Poster Presentation 44th Lorne Genome Conference 2023

A deep learning model for accurate identification of RNA modification sites (#145)

Korawich Uthayopas 1 2 3 , Alex G. C. de Sá 1 2 3 4 , David B. Ascher 1 2 3 4
  1. Systems and Computational Biology, Bio21 Institute, University of Melbourne, Parkville, Victoria, 3052, Australia
  2. Computational Biology and Clinical Informatics, Baker Heart and Diabetes Institute, Melbourne, Victoria, 3004, Australia
  3. School of Chemistry and Molecular Biosciences, University of Queensland, Brisbane , Queensland, 4072 , Australia
  4. Baker Department of Cardiometabolic Health, Melbourne Medical School, University of Melbourne, Parkville, Victoria, 3010, Australia

RNA modifications are post-transcriptional events in which RNA-binding proteins alter a particular nucleotide in a transcribed RNA strand, affecting its activity, location, and stability1. Up-to-date, more than 100 types of RNA modifications have been identified, with some even linked to the development of cancers, cardiovascular disorders, and other diseases2-4. There have been huge technological advances in recent years that have radically expanded our ability to detect these modifications5, however most analysis pipelines are inherently restricted to known modification motifs. In this study, we develop a deep learning framework for the accurate identification of RNA sites likely to undergo any of seven different modification types, including N6-methyladenosine (m6A), Pseudouridine (ψ), 1-Methyladenosine (m1A), 2’-O-methyladenosine (Am), 2’-O-methylcytidine (Cm), 2'-O-methylguanosine (Gm), and 2’-O-methyluridine (Um). Data were curated from publicly available experimental datasets6, and represented using one-hot encoding of sequences, chemical and conservation properties7, and optimised versions of transformer-based machine learning techniques developed for natural language processing (RNABERT)8. Across cross-validation and independent blind tests the model performed strongly, providing a powerful base for better understanding RNA modification sites, and for use in genome wide predictive mapping.

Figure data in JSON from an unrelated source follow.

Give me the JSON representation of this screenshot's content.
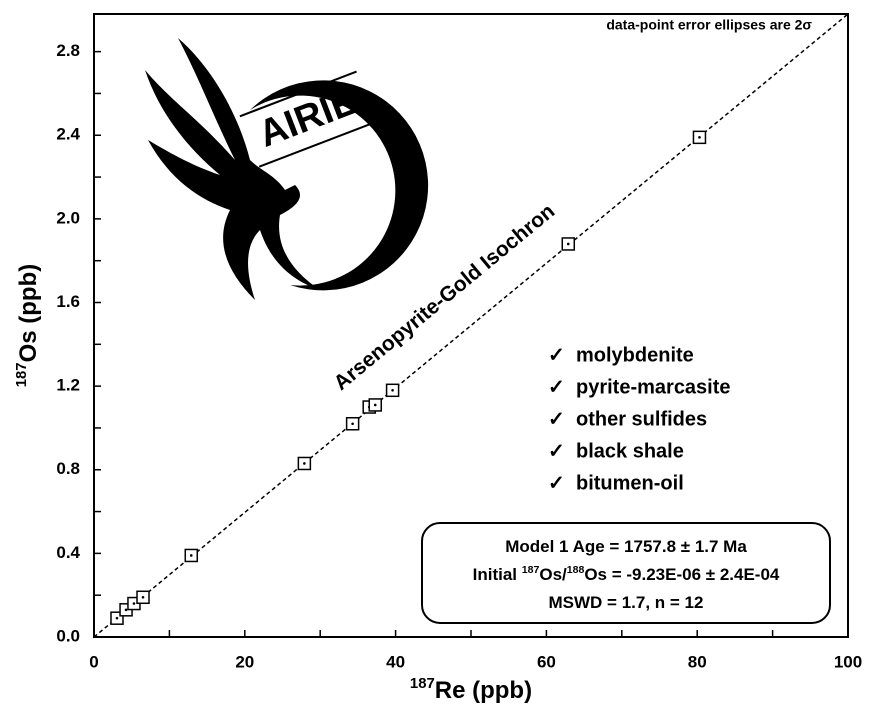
{
  "chart_data": {
    "type": "scatter",
    "annotation": "data-point error ellipses are 2σ",
    "xlabel_parts": [
      {
        "text": "187",
        "sup": true
      },
      {
        "text": "Re (ppb)"
      }
    ],
    "ylabel_parts": [
      {
        "text": "187",
        "sup": true
      },
      {
        "text": "Os (ppb)"
      }
    ],
    "x": [
      3.05,
      4.25,
      5.3,
      6.5,
      12.9,
      27.9,
      34.3,
      36.5,
      37.3,
      39.6,
      62.9,
      80.3
    ],
    "values": [
      0.09,
      0.13,
      0.16,
      0.19,
      0.39,
      0.83,
      1.02,
      1.1,
      1.11,
      1.18,
      1.88,
      2.39
    ],
    "marker_color": "#000000",
    "fit_line": {
      "label": "Arsenopyrite-Gold Isochron",
      "x": [
        0,
        100
      ],
      "values": [
        0,
        2.98
      ],
      "color": "#000000"
    },
    "xlim": [
      0,
      100
    ],
    "xticks": [
      0,
      20,
      40,
      60,
      80,
      100
    ],
    "ylim": [
      0,
      2.98
    ],
    "yticks": [
      {
        "value": 0,
        "label": "0.0"
      },
      0.4,
      0.8,
      1.2,
      1.6,
      {
        "value": 2,
        "label": "2.0"
      },
      2.4,
      2.8
    ],
    "checklist": {
      "mark": "✓",
      "items": [
        "molybdenite",
        "pyrite-marcasite",
        "other sulfides",
        "black shale",
        "bitumen-oil"
      ]
    },
    "result_box": [
      [
        {
          "text": "Model 1 Age = 1757.8 ± 1.7 Ma"
        }
      ],
      [
        {
          "text": "Initial "
        },
        {
          "text": "187",
          "sup": true
        },
        {
          "text": "Os/"
        },
        {
          "text": "188",
          "sup": true
        },
        {
          "text": "Os = -9.23E-06 ± 2.4E-04"
        }
      ],
      [
        {
          "text": "MSWD = 1.7, n = 12"
        }
      ]
    ],
    "logo_text": "AIRIE"
  }
}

  1. Frye, M., et al., RNA modifications: what have we learned and where are we headed? Nat Rev Genet, 2016. 17(6): p. 365-72.
  2. Cayir, A., RNA modifications as emerging therapeutic targets. Wiley Interdiscip Rev RNA, 2022. 13(4): p. e1702.
  3. Yanas, A. and K.F. Liu, RNA modifications and the link to human disease. Methods Enzymol, 2019. 626: p. 133-146.
  4. Cui, L., et al., RNA modifications: importance in immune cell biology and related diseases. Signal Transduct Target Ther, 2022. 7(1): p. 334.
  5. Zhang, Y., L. Lu, and X. Li, Detection technologies for RNA modifications. Exp Mol Med, 2022. 54(10): p. 1601-1616.
  6. Xuan, J.J., et al., RMBase v2.0: deciphering the map of RNA modifications from epitranscriptome sequencing data. Nucleic Acids Res, 2018. 46(D1): p. D327-D334.
  7. Chen, Z., et al., iLearnPlus: a comprehensive and automated machine-learning platform for nucleic acid and protein sequence analysis, prediction and visualization. Nucleic Acids Res, 2021. 49(10): p. e60.
  8. Akiyama, M. and Y. Sakakibara, Informative RNA base embedding for RNA structural alignment and clustering by deep representation learning. NAR Genom Bioinform, 2022. 4(1): p. lqac012.